马度低头看看那位杨大夫很无所谓的挑挑眉毛,他不在乎出丑,要是王妃能把自己这个庸医撵出去最好。
王妃对那个神婆与道士和尚的似乎很不感冒,估计是上当受骗的次数多了,让侍女们拿了一些碎银子就打发走了。
厅里只剩下本地的大夫和游方郎中,王妃似乎被陈大夫说动了,“王子服了陈大夫的药病情稍减,刚刚睡下还请几位动静小些不要惊扰到他。”
她对身边的一个年龄稍大的侍女道:“百金带他们几个去看看吧,对了,还有这位小先生。”她指了指几位游方郎中和马度。
那位本地的李大夫也请求一起去,估计是要做卧底,看看马度和这些游方郎中使什么手段,王妃也大方的应下。
那侍女应了一声就带着几人出了屋子,当然还有几个侍卫一起跟着,防止他们这些外来的人有什么不轨之心。
穿廊过桥,走了好一会儿才到了王妃的居所,张士诚的王府看上去也就比普通的富贵人家好些,可是屋子里面的布置却十分的奢华。
也许他在盖王府的时候还想着有一番作为呢,可惜苏州的繁华他磨灭了他的雄心。
那个叫百金的侍女带着几人蹑手蹑脚的进了屋,做贼的一样。见了屋内的侍女便轻声的问道:“二王子还睡着吗?”
侍女点点头,指了指屋内的一张小床,只见床上躺着一个幼儿,盖着一张薄毯子。
张士诚年龄比老朱大,起家也比老朱早,可惜他造人的能力却比老朱差了许多,至今只有两个儿子,而且年龄都还很小,这个小儿子才不过三岁。
百金把手伸进毯子里面,取出一只莲藕搬的小胳膊,她动作很轻生怕吵醒了这位小王子似得,看得出她对这位小王子十分的疼爱。

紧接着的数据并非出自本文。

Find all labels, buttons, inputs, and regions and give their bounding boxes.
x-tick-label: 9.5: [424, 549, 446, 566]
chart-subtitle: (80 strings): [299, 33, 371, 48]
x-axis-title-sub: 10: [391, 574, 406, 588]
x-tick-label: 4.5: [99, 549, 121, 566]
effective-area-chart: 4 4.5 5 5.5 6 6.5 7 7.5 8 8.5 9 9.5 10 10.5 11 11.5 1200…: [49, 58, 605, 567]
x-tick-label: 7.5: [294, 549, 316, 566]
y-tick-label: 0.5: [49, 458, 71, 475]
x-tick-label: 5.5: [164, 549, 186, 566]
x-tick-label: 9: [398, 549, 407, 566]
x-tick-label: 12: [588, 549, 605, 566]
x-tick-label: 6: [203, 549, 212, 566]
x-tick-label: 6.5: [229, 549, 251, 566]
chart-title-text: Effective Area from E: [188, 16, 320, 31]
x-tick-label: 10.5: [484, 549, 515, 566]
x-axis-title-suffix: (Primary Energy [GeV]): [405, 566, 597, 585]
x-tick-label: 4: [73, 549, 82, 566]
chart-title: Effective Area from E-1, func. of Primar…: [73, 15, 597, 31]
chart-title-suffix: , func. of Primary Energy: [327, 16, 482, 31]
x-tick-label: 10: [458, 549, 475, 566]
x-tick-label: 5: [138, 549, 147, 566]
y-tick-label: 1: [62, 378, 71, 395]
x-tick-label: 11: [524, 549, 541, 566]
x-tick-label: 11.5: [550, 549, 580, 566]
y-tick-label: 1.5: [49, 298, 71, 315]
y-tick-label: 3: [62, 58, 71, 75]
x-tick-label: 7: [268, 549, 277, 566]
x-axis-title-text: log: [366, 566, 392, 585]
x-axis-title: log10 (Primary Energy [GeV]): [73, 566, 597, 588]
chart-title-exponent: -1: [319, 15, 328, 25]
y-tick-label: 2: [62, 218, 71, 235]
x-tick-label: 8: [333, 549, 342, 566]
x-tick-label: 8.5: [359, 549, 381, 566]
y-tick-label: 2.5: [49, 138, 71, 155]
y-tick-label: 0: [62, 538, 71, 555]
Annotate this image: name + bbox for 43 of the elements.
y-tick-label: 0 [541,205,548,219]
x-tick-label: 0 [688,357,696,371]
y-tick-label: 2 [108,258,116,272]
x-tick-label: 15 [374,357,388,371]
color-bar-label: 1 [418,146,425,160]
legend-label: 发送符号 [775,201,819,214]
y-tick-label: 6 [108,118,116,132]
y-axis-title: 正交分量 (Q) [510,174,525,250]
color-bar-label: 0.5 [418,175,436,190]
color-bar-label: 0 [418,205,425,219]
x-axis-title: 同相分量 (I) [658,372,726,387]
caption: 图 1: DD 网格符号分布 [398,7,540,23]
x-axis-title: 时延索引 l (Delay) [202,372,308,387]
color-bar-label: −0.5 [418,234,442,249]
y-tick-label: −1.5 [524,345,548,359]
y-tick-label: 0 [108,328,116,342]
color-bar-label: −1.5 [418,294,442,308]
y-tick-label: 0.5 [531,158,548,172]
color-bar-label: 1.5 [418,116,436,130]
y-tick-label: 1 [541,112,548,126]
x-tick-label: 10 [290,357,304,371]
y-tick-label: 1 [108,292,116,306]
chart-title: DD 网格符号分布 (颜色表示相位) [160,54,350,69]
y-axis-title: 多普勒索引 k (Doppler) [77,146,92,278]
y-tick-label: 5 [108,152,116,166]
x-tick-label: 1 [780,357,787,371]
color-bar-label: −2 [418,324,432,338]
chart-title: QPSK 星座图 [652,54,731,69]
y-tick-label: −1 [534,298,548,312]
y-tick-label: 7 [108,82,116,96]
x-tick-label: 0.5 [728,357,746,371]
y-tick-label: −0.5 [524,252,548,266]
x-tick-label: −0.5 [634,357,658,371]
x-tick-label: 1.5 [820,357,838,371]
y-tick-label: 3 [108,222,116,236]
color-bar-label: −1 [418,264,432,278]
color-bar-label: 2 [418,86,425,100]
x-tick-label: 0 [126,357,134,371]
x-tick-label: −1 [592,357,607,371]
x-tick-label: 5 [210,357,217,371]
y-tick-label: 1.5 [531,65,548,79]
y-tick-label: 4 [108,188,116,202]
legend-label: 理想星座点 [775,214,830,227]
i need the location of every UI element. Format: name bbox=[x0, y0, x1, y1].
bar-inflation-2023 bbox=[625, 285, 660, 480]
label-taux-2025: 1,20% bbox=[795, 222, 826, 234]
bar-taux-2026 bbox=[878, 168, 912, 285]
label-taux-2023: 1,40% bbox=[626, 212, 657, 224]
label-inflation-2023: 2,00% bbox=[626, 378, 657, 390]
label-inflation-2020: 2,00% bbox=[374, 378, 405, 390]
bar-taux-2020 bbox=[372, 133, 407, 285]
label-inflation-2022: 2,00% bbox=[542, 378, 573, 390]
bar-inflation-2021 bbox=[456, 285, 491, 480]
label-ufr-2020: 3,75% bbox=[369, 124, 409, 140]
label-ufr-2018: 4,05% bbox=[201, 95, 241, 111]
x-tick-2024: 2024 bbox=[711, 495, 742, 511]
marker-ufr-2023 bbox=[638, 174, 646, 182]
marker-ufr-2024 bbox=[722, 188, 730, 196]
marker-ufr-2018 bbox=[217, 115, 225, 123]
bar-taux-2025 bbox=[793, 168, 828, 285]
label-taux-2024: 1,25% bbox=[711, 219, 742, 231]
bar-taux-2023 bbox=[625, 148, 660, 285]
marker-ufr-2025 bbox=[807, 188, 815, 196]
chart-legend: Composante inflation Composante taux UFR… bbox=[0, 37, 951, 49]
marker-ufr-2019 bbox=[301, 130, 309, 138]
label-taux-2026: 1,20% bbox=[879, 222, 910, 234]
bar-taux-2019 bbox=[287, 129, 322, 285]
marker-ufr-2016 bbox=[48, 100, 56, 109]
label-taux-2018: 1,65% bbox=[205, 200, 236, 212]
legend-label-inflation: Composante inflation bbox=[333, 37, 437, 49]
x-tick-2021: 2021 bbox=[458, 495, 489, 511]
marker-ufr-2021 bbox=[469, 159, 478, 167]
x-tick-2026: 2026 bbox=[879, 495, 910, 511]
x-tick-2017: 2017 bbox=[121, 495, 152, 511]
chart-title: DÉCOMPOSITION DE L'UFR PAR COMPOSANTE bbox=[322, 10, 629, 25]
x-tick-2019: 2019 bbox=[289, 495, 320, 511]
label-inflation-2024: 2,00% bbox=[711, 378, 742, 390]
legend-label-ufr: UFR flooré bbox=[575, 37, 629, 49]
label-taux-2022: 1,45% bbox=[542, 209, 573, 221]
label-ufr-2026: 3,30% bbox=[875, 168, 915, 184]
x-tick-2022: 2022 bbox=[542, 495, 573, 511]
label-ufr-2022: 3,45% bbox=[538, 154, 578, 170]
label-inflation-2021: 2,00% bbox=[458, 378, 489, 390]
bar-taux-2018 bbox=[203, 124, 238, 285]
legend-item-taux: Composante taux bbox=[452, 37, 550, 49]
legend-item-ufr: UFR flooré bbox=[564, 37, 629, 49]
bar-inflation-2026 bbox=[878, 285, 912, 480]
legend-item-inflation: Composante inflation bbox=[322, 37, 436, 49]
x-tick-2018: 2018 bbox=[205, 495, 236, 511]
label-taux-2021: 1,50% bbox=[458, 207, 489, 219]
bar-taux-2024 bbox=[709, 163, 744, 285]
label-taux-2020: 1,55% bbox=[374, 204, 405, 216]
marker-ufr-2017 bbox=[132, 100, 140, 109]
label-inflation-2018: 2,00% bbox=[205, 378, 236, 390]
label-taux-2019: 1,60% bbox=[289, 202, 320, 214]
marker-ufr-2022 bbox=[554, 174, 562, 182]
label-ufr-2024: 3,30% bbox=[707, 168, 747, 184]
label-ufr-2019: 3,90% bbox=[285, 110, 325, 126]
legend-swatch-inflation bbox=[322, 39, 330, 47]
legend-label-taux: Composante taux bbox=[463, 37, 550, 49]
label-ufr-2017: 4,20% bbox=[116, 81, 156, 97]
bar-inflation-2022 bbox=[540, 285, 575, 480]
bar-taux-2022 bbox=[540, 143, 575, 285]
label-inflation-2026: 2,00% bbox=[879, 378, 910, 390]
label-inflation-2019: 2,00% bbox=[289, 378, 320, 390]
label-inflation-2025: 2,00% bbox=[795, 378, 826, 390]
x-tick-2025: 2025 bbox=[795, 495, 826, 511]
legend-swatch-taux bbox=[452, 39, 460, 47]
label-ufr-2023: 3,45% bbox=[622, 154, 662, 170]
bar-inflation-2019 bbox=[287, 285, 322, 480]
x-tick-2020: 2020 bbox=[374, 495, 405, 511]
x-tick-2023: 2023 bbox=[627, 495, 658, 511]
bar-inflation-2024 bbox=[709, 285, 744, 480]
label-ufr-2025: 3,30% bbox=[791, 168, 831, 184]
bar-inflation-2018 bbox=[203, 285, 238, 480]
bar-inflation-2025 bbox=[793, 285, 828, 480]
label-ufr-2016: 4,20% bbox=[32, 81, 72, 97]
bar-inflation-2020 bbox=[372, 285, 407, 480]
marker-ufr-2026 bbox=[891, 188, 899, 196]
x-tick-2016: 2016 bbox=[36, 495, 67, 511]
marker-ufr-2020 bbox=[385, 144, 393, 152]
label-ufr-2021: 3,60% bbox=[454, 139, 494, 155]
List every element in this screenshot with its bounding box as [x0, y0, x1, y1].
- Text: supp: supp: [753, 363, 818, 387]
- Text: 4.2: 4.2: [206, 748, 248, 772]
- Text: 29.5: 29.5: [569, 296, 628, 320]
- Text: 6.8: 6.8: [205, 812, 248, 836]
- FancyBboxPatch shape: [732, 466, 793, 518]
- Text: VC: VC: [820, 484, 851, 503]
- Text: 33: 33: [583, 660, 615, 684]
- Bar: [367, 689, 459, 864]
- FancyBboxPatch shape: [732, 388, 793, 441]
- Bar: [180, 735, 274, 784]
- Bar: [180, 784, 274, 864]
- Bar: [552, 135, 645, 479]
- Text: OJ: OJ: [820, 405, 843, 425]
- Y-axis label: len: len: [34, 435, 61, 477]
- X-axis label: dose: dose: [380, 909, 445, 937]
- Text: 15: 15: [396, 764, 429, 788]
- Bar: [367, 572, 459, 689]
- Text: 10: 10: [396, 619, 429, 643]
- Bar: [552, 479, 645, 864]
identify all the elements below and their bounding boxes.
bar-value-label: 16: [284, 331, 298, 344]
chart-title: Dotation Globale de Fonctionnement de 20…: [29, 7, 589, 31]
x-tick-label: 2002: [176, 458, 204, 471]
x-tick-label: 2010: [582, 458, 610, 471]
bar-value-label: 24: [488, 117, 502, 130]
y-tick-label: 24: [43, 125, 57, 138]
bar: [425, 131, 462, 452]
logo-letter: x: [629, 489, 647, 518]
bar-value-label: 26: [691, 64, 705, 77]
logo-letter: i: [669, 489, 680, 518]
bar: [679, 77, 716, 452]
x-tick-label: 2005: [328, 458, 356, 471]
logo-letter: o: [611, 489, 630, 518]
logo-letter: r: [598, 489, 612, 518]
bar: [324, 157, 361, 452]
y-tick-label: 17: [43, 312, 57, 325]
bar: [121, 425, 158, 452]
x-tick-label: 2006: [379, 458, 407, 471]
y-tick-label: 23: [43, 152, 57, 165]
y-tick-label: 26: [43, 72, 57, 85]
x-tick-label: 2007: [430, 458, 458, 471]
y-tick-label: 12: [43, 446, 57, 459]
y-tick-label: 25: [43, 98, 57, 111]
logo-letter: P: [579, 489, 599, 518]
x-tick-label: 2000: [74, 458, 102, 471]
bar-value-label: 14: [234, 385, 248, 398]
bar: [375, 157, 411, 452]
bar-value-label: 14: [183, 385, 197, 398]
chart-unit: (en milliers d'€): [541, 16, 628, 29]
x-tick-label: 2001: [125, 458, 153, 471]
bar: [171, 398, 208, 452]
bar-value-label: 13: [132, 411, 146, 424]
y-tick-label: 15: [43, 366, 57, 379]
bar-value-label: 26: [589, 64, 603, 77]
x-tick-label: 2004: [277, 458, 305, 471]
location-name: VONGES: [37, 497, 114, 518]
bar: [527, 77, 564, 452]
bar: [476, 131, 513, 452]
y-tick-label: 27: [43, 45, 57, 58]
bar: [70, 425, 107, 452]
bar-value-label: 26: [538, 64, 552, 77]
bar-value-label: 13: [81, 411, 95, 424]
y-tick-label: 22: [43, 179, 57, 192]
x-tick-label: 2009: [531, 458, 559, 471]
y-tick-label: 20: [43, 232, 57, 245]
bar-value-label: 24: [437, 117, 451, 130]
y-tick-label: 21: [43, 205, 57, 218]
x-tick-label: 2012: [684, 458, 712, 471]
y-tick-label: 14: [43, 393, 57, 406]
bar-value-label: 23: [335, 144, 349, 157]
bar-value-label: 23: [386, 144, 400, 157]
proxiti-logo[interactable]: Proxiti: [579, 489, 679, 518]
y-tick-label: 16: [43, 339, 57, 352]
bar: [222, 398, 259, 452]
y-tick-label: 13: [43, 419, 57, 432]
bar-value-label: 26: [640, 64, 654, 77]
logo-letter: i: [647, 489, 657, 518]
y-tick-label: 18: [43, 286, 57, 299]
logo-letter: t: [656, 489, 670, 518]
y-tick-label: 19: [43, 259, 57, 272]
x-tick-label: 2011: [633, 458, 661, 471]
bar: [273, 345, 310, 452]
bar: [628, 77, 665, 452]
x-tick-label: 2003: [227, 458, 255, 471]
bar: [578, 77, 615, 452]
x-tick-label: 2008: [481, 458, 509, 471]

她扭过头来轻声的道:“诸位可以切脉了。”还不忘从怀里拿出一张薄纱盖在孩子的腕子上,似怕被那些游方郎中的脏手玷污了。
见她如此小心,那些个游方的郎中也是战战兢兢,谨小慎微,动作也快了许多。
马度踮着脚只看了一眼,见那孩子面上、唇边和胳膊上的红斑心中就有了数,悄悄的退出在屋子外面等待。
过了半刻钟,百金就领着他们出来了,他看了看站在门外的马度,“这位小郎中,你刚才怎么不给王子切脉?”
不等马度回话,那位李大夫就讥讽道:“他当然不切脉,这么大年纪学徒还在切药呢。”
马度不理他,只对百金道:“不用切脉,我已经心中有数。”
“年轻人别太狂妄了。”别说那个李大夫,就是连游方郎中都看不过去了。
众人重新回道了之前所在的那间宽敞的大厅,几个游方郎中纷纷的上前禀告诊断的结果,竟然全部和那位陈名医的诊断结果一样,当然其中不乏人云亦云的蒙古大夫。
虽然诊断结果差不多,但是这些游方郎中开出的药方却大不相同。
他们走街串巷,更多的时候则是在乡村,比不得这些坐堂大夫的条件,开方子也是因地制宜,什么锅底灰、蟾蜍皮、蜈蚣干尸,壁虎尾巴都是好的,写猫尿****的也不是没有。
就算方子是对的,王妃也不敢给自己儿子吃这样的东西。王妃有点失望,小儿子虽然不是她生的,但是她养的,可以说视若己出,看他时不时的就发一次病,真是万般的焦心。
听说杭州有一位叫楼英的名医,去请了多回,可惜在外云游多年,也不知道是不是还活着,小儿子遭得这罪什么时候是个头。
百金似乎看出了王妃的心思,往马度这边瞥了一眼,在她耳边低语了几句。王妃似乎生出一点希望,“那位小先生小儿这病你怎么看?”、
不等马度回话,那位李大夫又跳了出来,“王妃有所不知,这位小神医可是厉害的很哪,只看了一眼,不用切脉便能已经把王子的病情了然于胸。”
此话一出,在场的大夫像是打鸡血似的纷纷的对马度开炮,在他们嘴里马度已经从“狂妄”已经变成了“狂妄至极”。